Luncz, L. V., Falótico, T., Pascual-Garrido, A., Corat, C., Mosley, H., & Haslam, M. (2016). Wild capuchin monkeys adjust stone tools according to changing nut properties. Scientific Reports, 6: 33089. doi:10.1038/srep33089.


Cite as: http://hdl.handle.net/21.11116/0000-0007-A57F-1
Abstract
Animals foraging in their natural environments need to be proficient at recognizing and responding to changes in food targets that affect accessibility or pose a risk. Wild bearded capuchin monkeys (Sapajus libidinosus) use stone tools to access a variety of nut species, including otherwise inaccessible foods. This study tests whether wild capuchins from Serra da Capivara National Park in Brazil adjust their tool selection when processing cashew (Anacardium spp.) nuts. During the ripening process of cashew nuts, the amount of caustic defensive substance in the nut mesocarp decreases.

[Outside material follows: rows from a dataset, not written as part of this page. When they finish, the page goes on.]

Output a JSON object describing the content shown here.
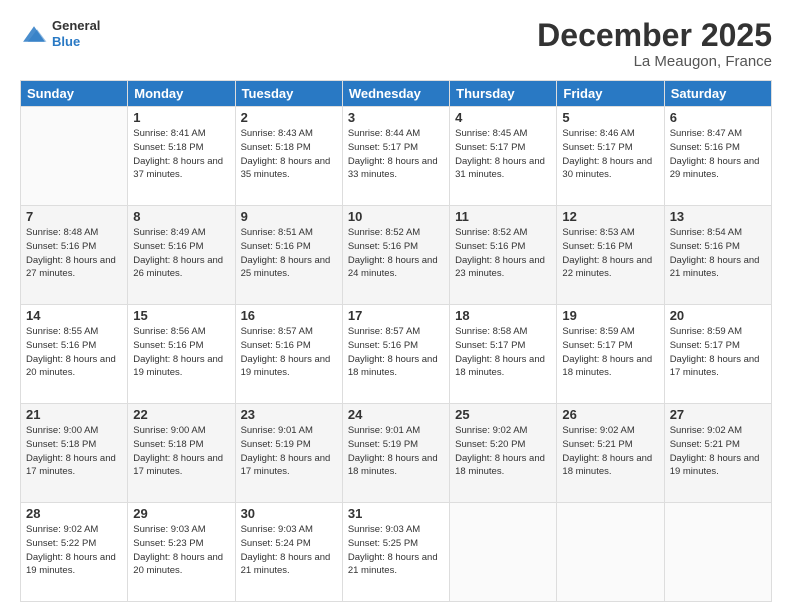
{
  "logo": {
    "general": "General",
    "blue": "Blue"
  },
  "header": {
    "month": "December 2025",
    "location": "La Meaugon, France"
  },
  "weekdays": [
    "Sunday",
    "Monday",
    "Tuesday",
    "Wednesday",
    "Thursday",
    "Friday",
    "Saturday"
  ],
  "weeks": [
    [
      {
        "date": "",
        "sunrise": "",
        "sunset": "",
        "daylight": ""
      },
      {
        "date": "1",
        "sunrise": "Sunrise: 8:41 AM",
        "sunset": "Sunset: 5:18 PM",
        "daylight": "Daylight: 8 hours and 37 minutes."
      },
      {
        "date": "2",
        "sunrise": "Sunrise: 8:43 AM",
        "sunset": "Sunset: 5:18 PM",
        "daylight": "Daylight: 8 hours and 35 minutes."
      },
      {
        "date": "3",
        "sunrise": "Sunrise: 8:44 AM",
        "sunset": "Sunset: 5:17 PM",
        "daylight": "Daylight: 8 hours and 33 minutes."
      },
      {
        "date": "4",
        "sunrise": "Sunrise: 8:45 AM",
        "sunset": "Sunset: 5:17 PM",
        "daylight": "Daylight: 8 hours and 31 minutes."
      },
      {
        "date": "5",
        "sunrise": "Sunrise: 8:46 AM",
        "sunset": "Sunset: 5:17 PM",
        "daylight": "Daylight: 8 hours and 30 minutes."
      },
      {
        "date": "6",
        "sunrise": "Sunrise: 8:47 AM",
        "sunset": "Sunset: 5:16 PM",
        "daylight": "Daylight: 8 hours and 29 minutes."
      }
    ],
    [
      {
        "date": "7",
        "sunrise": "Sunrise: 8:48 AM",
        "sunset": "Sunset: 5:16 PM",
        "daylight": "Daylight: 8 hours and 27 minutes."
      },
      {
        "date": "8",
        "sunrise": "Sunrise: 8:49 AM",
        "sunset": "Sunset: 5:16 PM",
        "daylight": "Daylight: 8 hours and 26 minutes."
      },
      {
        "date": "9",
        "sunrise": "Sunrise: 8:51 AM",
        "sunset": "Sunset: 5:16 PM",
        "daylight": "Daylight: 8 hours and 25 minutes."
      },
      {
        "date": "10",
        "sunrise": "Sunrise: 8:52 AM",
        "sunset": "Sunset: 5:16 PM",
        "daylight": "Daylight: 8 hours and 24 minutes."
      },
      {
        "date": "11",
        "sunrise": "Sunrise: 8:52 AM",
        "sunset": "Sunset: 5:16 PM",
        "daylight": "Daylight: 8 hours and 23 minutes."
      },
      {
        "date": "12",
        "sunrise": "Sunrise: 8:53 AM",
        "sunset": "Sunset: 5:16 PM",
        "daylight": "Daylight: 8 hours and 22 minutes."
      },
      {
        "date": "13",
        "sunrise": "Sunrise: 8:54 AM",
        "sunset": "Sunset: 5:16 PM",
        "daylight": "Daylight: 8 hours and 21 minutes."
      }
    ],
    [
      {
        "date": "14",
        "sunrise": "Sunrise: 8:55 AM",
        "sunset": "Sunset: 5:16 PM",
        "daylight": "Daylight: 8 hours and 20 minutes."
      },
      {
        "date": "15",
        "sunrise": "Sunrise: 8:56 AM",
        "sunset": "Sunset: 5:16 PM",
        "daylight": "Daylight: 8 hours and 19 minutes."
      },
      {
        "date": "16",
        "sunrise": "Sunrise: 8:57 AM",
        "sunset": "Sunset: 5:16 PM",
        "daylight": "Daylight: 8 hours and 19 minutes."
      },
      {
        "date": "17",
        "sunrise": "Sunrise: 8:57 AM",
        "sunset": "Sunset: 5:16 PM",
        "daylight": "Daylight: 8 hours and 18 minutes."
      },
      {
        "date": "18",
        "sunrise": "Sunrise: 8:58 AM",
        "sunset": "Sunset: 5:17 PM",
        "daylight": "Daylight: 8 hours and 18 minutes."
      },
      {
        "date": "19",
        "sunrise": "Sunrise: 8:59 AM",
        "sunset": "Sunset: 5:17 PM",
        "daylight": "Daylight: 8 hours and 18 minutes."
      },
      {
        "date": "20",
        "sunrise": "Sunrise: 8:59 AM",
        "sunset": "Sunset: 5:17 PM",
        "daylight": "Daylight: 8 hours and 17 minutes."
      }
    ],
    [
      {
        "date": "21",
        "sunrise": "Sunrise: 9:00 AM",
        "sunset": "Sunset: 5:18 PM",
        "daylight": "Daylight: 8 hours and 17 minutes."
      },
      {
        "date": "22",
        "sunrise": "Sunrise: 9:00 AM",
        "sunset": "Sunset: 5:18 PM",
        "daylight": "Daylight: 8 hours and 17 minutes."
      },
      {
        "date": "23",
        "sunrise": "Sunrise: 9:01 AM",
        "sunset": "Sunset: 5:19 PM",
        "daylight": "Daylight: 8 hours and 17 minutes."
      },
      {
        "date": "24",
        "sunrise": "Sunrise: 9:01 AM",
        "sunset": "Sunset: 5:19 PM",
        "daylight": "Daylight: 8 hours and 18 minutes."
      },
      {
        "date": "25",
        "sunrise": "Sunrise: 9:02 AM",
        "sunset": "Sunset: 5:20 PM",
        "daylight": "Daylight: 8 hours and 18 minutes."
      },
      {
        "date": "26",
        "sunrise": "Sunrise: 9:02 AM",
        "sunset": "Sunset: 5:21 PM",
        "daylight": "Daylight: 8 hours and 18 minutes."
      },
      {
        "date": "27",
        "sunrise": "Sunrise: 9:02 AM",
        "sunset": "Sunset: 5:21 PM",
        "daylight": "Daylight: 8 hours and 19 minutes."
      }
    ],
    [
      {
        "date": "28",
        "sunrise": "Sunrise: 9:02 AM",
        "sunset": "Sunset: 5:22 PM",
        "daylight": "Daylight: 8 hours and 19 minutes."
      },
      {
        "date": "29",
        "sunrise": "Sunrise: 9:03 AM",
        "sunset": "Sunset: 5:23 PM",
        "daylight": "Daylight: 8 hours and 20 minutes."
      },
      {
        "date": "30",
        "sunrise": "Sunrise: 9:03 AM",
        "sunset": "Sunset: 5:24 PM",
        "daylight": "Daylight: 8 hours and 21 minutes."
      },
      {
        "date": "31",
        "sunrise": "Sunrise: 9:03 AM",
        "sunset": "Sunset: 5:25 PM",
        "daylight": "Daylight: 8 hours and 21 minutes."
      },
      {
        "date": "",
        "sunrise": "",
        "sunset": "",
        "daylight": ""
      },
      {
        "date": "",
        "sunrise": "",
        "sunset": "",
        "daylight": ""
      },
      {
        "date": "",
        "sunrise": "",
        "sunset": "",
        "daylight": ""
      }
    ]
  ]
}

We conducted field experiments to test whether capuchins adapt their stone hammer selection to changing properties of the target nut, using stones of different weights and two maturation stages of cashew nuts. The results show that although fresh nuts are easier to crack, capuchin monkeys used larger stone tools to open them, which may help the monkeys avoid contact with the caustic hazard in fresh nuts. We demonstrate that capuchin monkeys are actively able to distinguish between the maturation stages within one nut species, and to adapt their foraging behaviour accordingly.